Additionally, imo the format is too high level to meet the goals of general interactive content. The format provides support for various types of graphs, but is limited to graphs. The vision I see of interactive content, includes things like physics demonstrations, Game of Life demos, etc. In essence, the sorts of things java applets were used for in educational content in the early internet.

The graph extension provides a very complex primitive, that is confusing to understand and hard to build abstractions around. I believe we should instead be providing a simple primitive, that is easy to understand (but low level) and has a very good integration story with Scribunto, so that users can build abstraction layers that are appropriate to their needs.

Last of all, I think there is a lack of shared understanding around what type of visualizations Wikipedia needs. We need to better understand the types of things that Wikipedians want in their articles, so that we can make tools to give that to them. A Wikipedia article is a formal document, not every type of interactive content is appropriate to it. Right now, there are a lack of motivating examples of what an ideal, interactively-rich Wikipedia article would look like. At most people make hand-wavey gestures to Encarta's interactive content or the idea of a museum where you can "touch" the exhibits. I think to really bootstrap this enterprise, we would need to see what an example Wikipedia article with amazing high quality visualizations look like.

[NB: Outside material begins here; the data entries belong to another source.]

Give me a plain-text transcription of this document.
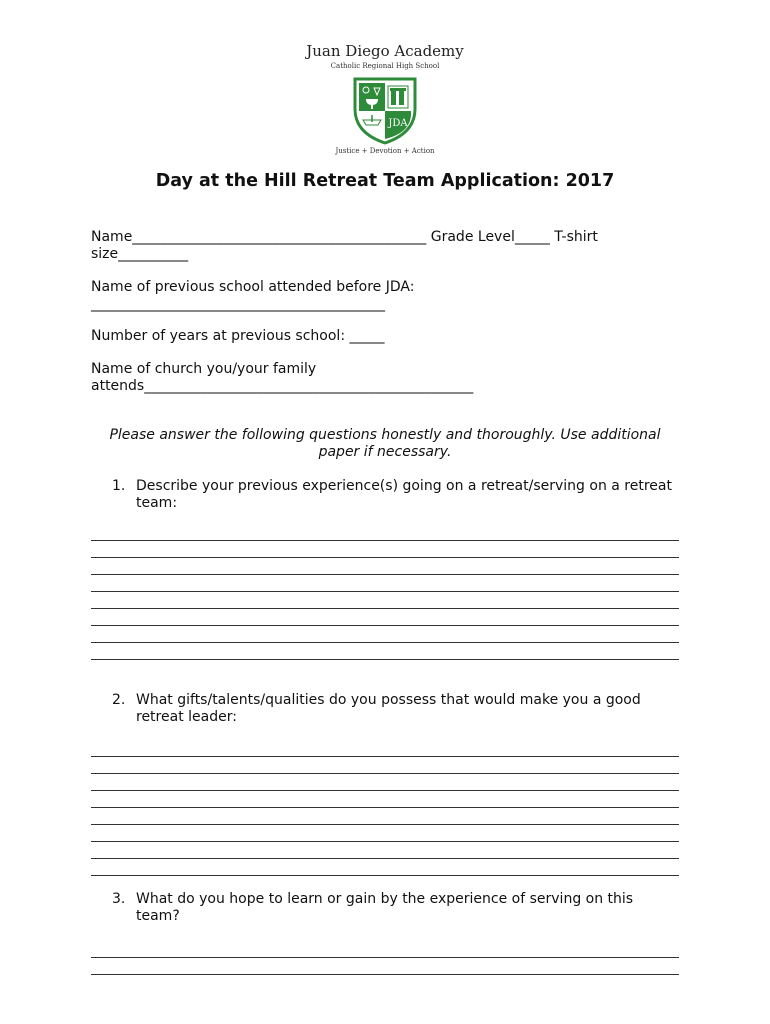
Juan Diego Academy
Catholic Regional High School
JDA
Justice + Devotion + Action
Day at the Hill Retreat Team Application: 2017
Name__________________________________________ Grade Level_____ T-shirt
size__________
Name of previous school attended before JDA:
__________________________________________
Number of years at previous school: _____
Name of church you/your family
attends_______________________________________________
Please answer the following questions honestly and thoroughly. Use additional paper if necessary.
1. Describe your previous experience(s) going on a retreat/serving on a retreat team:
2. What gifts/talents/qualities do you possess that would make you a good retreat leader:
3. What do you hope to learn or gain by the experience of serving on this team?
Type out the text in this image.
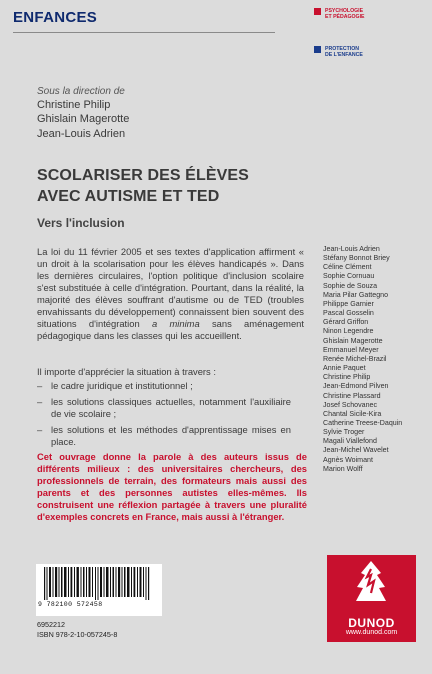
ENFANCES	PSYCHOLOGIE
ET PÉDAGOGIE
PROTECTION
DE L'ENFANCE
Sous la direction de
Christine Philip
Ghislain Magerotte
Jean-Louis Adrien
SCOLARISER DES ÉLÈVES
AVEC AUTISME ET TED
Vers l'inclusion
La loi du 11 février 2005 et ses textes d'application affirment « un droit à la scolarisation pour les élèves handicapés ». Dans les dernières circulaires, l'option politique d'inclusion scolaire s'est substituée à celle d'intégration. Pourtant, dans la réalité, la majorité des élèves souffrant d'autisme ou de TED (troubles envahissants du développement) connaissent bien souvent des situations d'intégration a minima sans aménagement pédagogique dans les classes qui les accueillent.
Il importe d'apprécier la situation à travers :
– le cadre juridique et institutionnel ;
– les solutions classiques actuelles, notamment l'auxiliaire de vie scolaire ;
– les solutions et les méthodes d'apprentissage mises en place.
Cet ouvrage donne la parole à des auteurs issus de différents milieux : des universitaires chercheurs, des professionnels de terrain, des formateurs mais aussi des parents et des personnes autistes elles-mêmes. Ils construisent une réflexion partagée à travers une pluralité d'exemples concrets en France, mais aussi à l'étranger.
Jean-Louis Adrien
Stéfany Bonnot Briey
Céline Clément
Sophie Cornuau
Sophie de Souza
Maria Pilar Gattegno
Philippe Garnier
Pascal Gosselin
Gérard Griffon
Ninon Legendre
Ghislain Magerotte
Emmanuel Meyer
Renée Michel-Brazil
Annie Paquet
Christine Philip
Jean-Edmond Pilven
Christine Plassard
Josef Schovanec
Chantal Sicile-Kira
Catherine Treese-Daquin
Sylvie Troger
Magali Viallefond
Jean-Michel Wavelet
Agnès Woimant
Marion Wolff
9 782100 572458
6952212
ISBN 978-2-10-057245-8
DUNOD
www.dunod.com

To somewhat answer my own question - I think what we should be aiming for, is something akin to some of the more educational articles on observableHq. The aim should be to allow users to interact with the topic of the article, if that's applicable to the subject. For example, consider https://observablehq.com/@tmcw/enigma-machine. This allows user's to understand the engima machine, by letting them play with it. The explanatory power of this type of visualization is easily worth a thousand words. This is the gold standard we should be aiming for. Some other interesting examples from observableHq: https://observablehq.com/@freedmand/sounds, https://observablehq.com/@kristw/boba-science, https://observablehq.com/@elaval/coronavirus-worldwide-evolution

Alternative approaches[edit]

I think the better approach would be to provide simple low level primitives, that users could build complex abstractions on.

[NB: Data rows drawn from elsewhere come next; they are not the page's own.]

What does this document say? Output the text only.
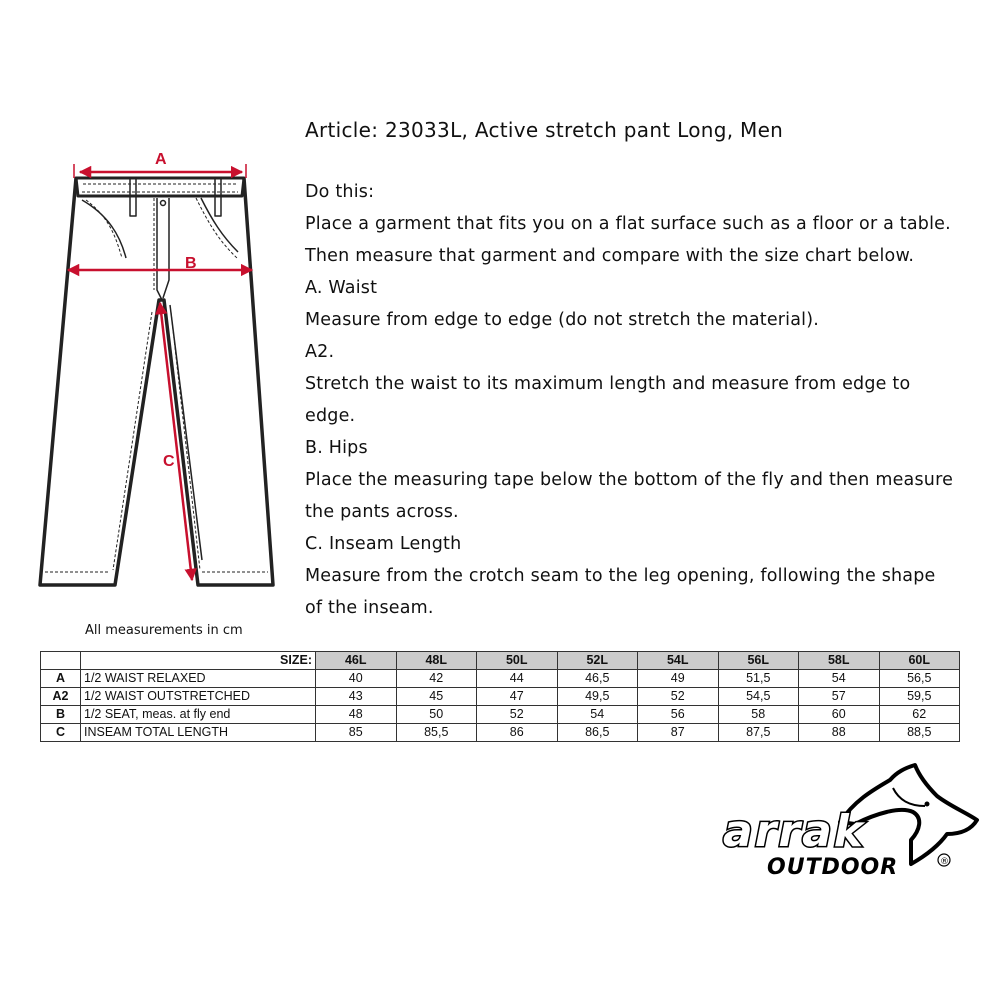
A
B
C
Article: 23033L, Active stretch pant Long, Men
Do this:
Place a garment that fits you on a flat surface such as a floor or a table.
Then measure that garment and compare with the size chart below.
A. Waist
Measure from edge to edge (do not stretch the material).
A2.
Stretch the waist to its maximum length and measure from edge to
edge.
B. Hips
Place the measuring tape below the bottom of the fly and then measure
the pants across.
C. Inseam Length
Measure from the crotch seam to the leg opening, following the shape
of the inseam.
All measurements in cm
	SIZE:	46L	48L	50L	52L	54L	56L	58L	60L
A	1/2 WAIST RELAXED	40	42	44	46,5	49	51,5	54	56,5
A2	1/2 WAIST OUTSTRETCHED	43	45	47	49,5	52	54,5	57	59,5
B	1/2 SEAT, meas. at fly end	48	50	52	54	56	58	60	62
C	INSEAM TOTAL LENGTH	85	85,5	86	86,5	87	87,5	88	88,5
arrak
OUTDOOR	®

D3 clearly seems to be the most popular choice in this domain.

I think a cool idea would be to use something like fengari (A JS runtime for lua) combined with bindings to D3, to execute certain scribunto scripts on the client side.

This would give users the full freedom to do anything D3 supports. D3 has a lot of resources around the internet on how to use it. Using Lua would mean it would be very similar to making a normal Scribunto template.

Lua allows us to easily only expose browser apis we want the user to use. We could combine this with iframe sandboxing (<iframe sandbox="allow-scripts">) to make the iframe be from a different origin. Last of all, we could use CSP to disable network access (And require the template editor to pre-specify all resources that might be needed).

From a security perspective this gives us good coverage - Exposing a limited API via lua means that the user should not be able to do anything evil. If they somehow find a sandbox escape, our users should still be safe, since it is being executed in a different security context due to the sandbox flag. As a last resort, since network access is disabled, the attacker cannot exfiltrate any data. So even if the attacker manages to say fingerprint the user, or run a crypto-miner, its useless, because they cannot retrieve or save the data. The main remaining risk would be DoS attacks of slowing down the browser by executing lots of CPU. This can probably be treated similar to any other vandalism - its after all, much less destructive than shock images.